Horace waited as long as he could, only speaking when he noted some of the heavies growing restive.
“I’ll need a knife.”
As soon as Horace said this, Nicholas Harker started forward. As the young man rounded the group of prisoners and their keepers, a blade thrown by the blonde clattered to the ground at the inspector’s feet.
Horace stooped slowly and picked it up, the weapon drawing his attention like a magnet.
The blade felt strange and almost awkward in his hand: heavier than his penknife, of a different shape from the knife he used at table, and nothing like the cavalry sabre he’d wielded years ago. This was a tool for quiet killing: not pretty, but deathly functional.
He dimly wondered if this was the same blade used to murder Frank O’Malley, for the appalling symmetry was twisted enough to fit the scene.
Nicholas Harker stopped a little more than an arm’s length away, and Horace forced himself to meet the young man’s gaze.
The inspector couldn’t remember ever really looking at Harker before – really looking at him; cases rarely required it. Certainly Horace knew the young man by sight, but in this short stretch of time before Horace was to kill him, every detail of the young man’s face burned itself into his brain.
Nicholas Harker looked so young. He was no more than 19 as it was. Silent and expressionless, he looked even younger.
Whether culpable for everything the script proclaimed or just a poor fool as entangled as were Lewis Todd, David Powell, and Conway Duke, the young Harker seemed strikingly innocent – even vulnerable – in that moment.
Yet he also seemed resolved to die at the inspector’s hand.
Delay. He must delay.
“Please,” Duke said quietly. “Help us! I—We want to go home.”
Horace half-turned toward the unfortunate spokesman, but after staring into Harker’s eyes, he couldn’t meet Duke’s. It was far easier to look at the man’s feet than his face.
A moment, though.
He chewed his lip.
“If I may ask a question,” the detective said, “how did you come back here, Mr. Duke? My men assured me they saw you safely home.”
When no one objected, Duke replied, “They nabbed me only a minute or two after the bobbies left.”
Horace finally looked up.
“You were injured?”
The other man shook his head. “They grabbed me from behind and used a rag with some sort of vaporous substance to knock me out.
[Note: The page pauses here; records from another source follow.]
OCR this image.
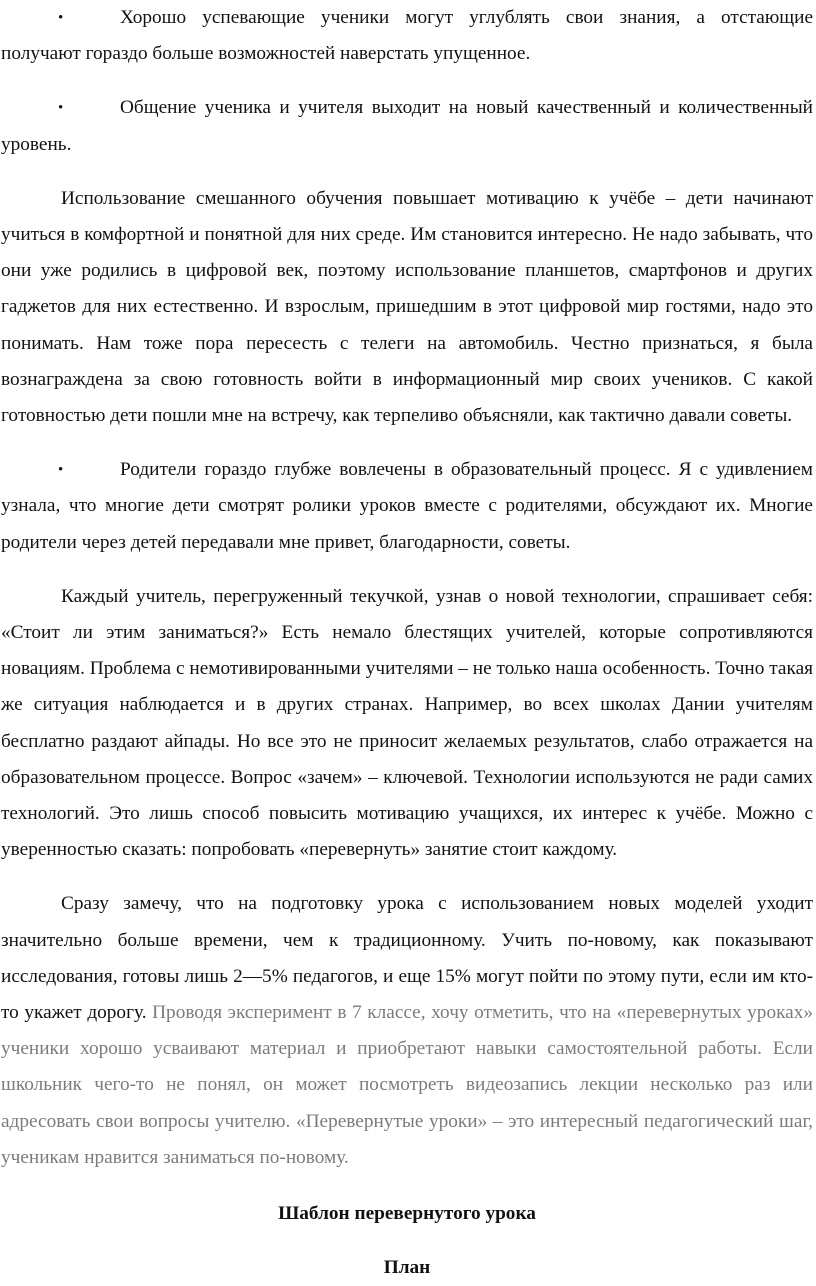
•	Хорошо успевающие ученики могут углублять свои знания, а отстающие
получают гораздо больше возможностей наверстать упущенное.

•	Общение ученика и учителя выходит на новый качественный и количественный
уровень.

Использование смешанного обучения повышает мотивацию к учёбе – дети начинают учиться в комфортной и понятной для них среде. Им становится интересно. Не надо забывать, что они уже родились в цифровой век, поэтому использование планшетов, смартфонов и других гаджетов для них естественно. И взрослым, пришедшим в этот цифровой мир гостями, надо это понимать. Нам тоже пора пересесть с телеги на автомобиль. Честно признаться, я была вознаграждена за свою готовность войти в информационный мир своих учеников. С какой готовностью дети пошли мне на встречу, как терпеливо объясняли, как тактично давали советы.

•	Родители гораздо глубже вовлечены в образовательный процесс. Я с удивлением
узнала, что многие дети смотрят ролики уроков вместе с родителями, обсуждают их. Многие родители через детей передавали мне привет, благодарности, советы.

Каждый учитель, перегруженный текучкой, узнав о новой технологии, спрашивает себя: «Стоит ли этим заниматься?» Есть немало блестящих учителей, которые сопротивляются новациям. Проблема с немотивированными учителями – не только наша особенность. Точно такая же ситуация наблюдается и в других странах. Например, во всех школах Дании учителям бесплатно раздают айпады. Но все это не приносит желаемых результатов, слабо отражается на образовательном процессе. Вопрос «зачем» – ключевой. Технологии используются не ради самих технологий. Это лишь способ повысить мотивацию учащихся, их интерес к учёбе. Можно с уверенностью сказать: попробовать «перевернуть» занятие стоит каждому.

Сразу замечу, что на подготовку урока с использованием новых моделей уходит значительно больше времени, чем к традиционному. Учить по-новому, как показывают исследования, готовы лишь 2—5% педагогов, и еще 15% могут пойти по этому пути, если им кто-то укажет дорогу. Проводя эксперимент в 7 классе, хочу отметить, что на «перевернутых уроках» ученики хорошо усваивают материал и приобретают навыки самостоятельной работы. Если школьник чего-то не понял, он может посмотреть видеозапись лекции несколько раз или адресовать свои вопросы учителю. «Перевернутые уроки» – это интересный педагогический шаг, ученикам нравится заниматься по-новому.

Шаблон перевернутого урока

План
I came to when they were leading me down the tunnel here.”
The detective pursed his lips and pointed.
“Whose blood is that?”
Duke looked down. A dark, reddish smudge shown faintly under the shifting lamplight on the toe of the man’s right shoe. The uncle said nothing, only shook his head slightly.
Horace opened his mouth to ask something further, but the little papist began shouting then.
“Nicholas Harker is innocent!” David Powell’s words were hardly more than a rough, hasty shriek, but they carried easily through the chamber. “It’s a trap! This was all set up—!”
Then Horace saw a flash of metal in the hand of the burly, angry thug who’d thrashed the little fellow earlier. Powell’s shout ended abruptly.
The bruiser had stuck a knife in the priest’s back.
At that same moment, Lewis Todd, still supine on the floor, swung his legs around and knocked the blonde to the ground with a sweeping kick.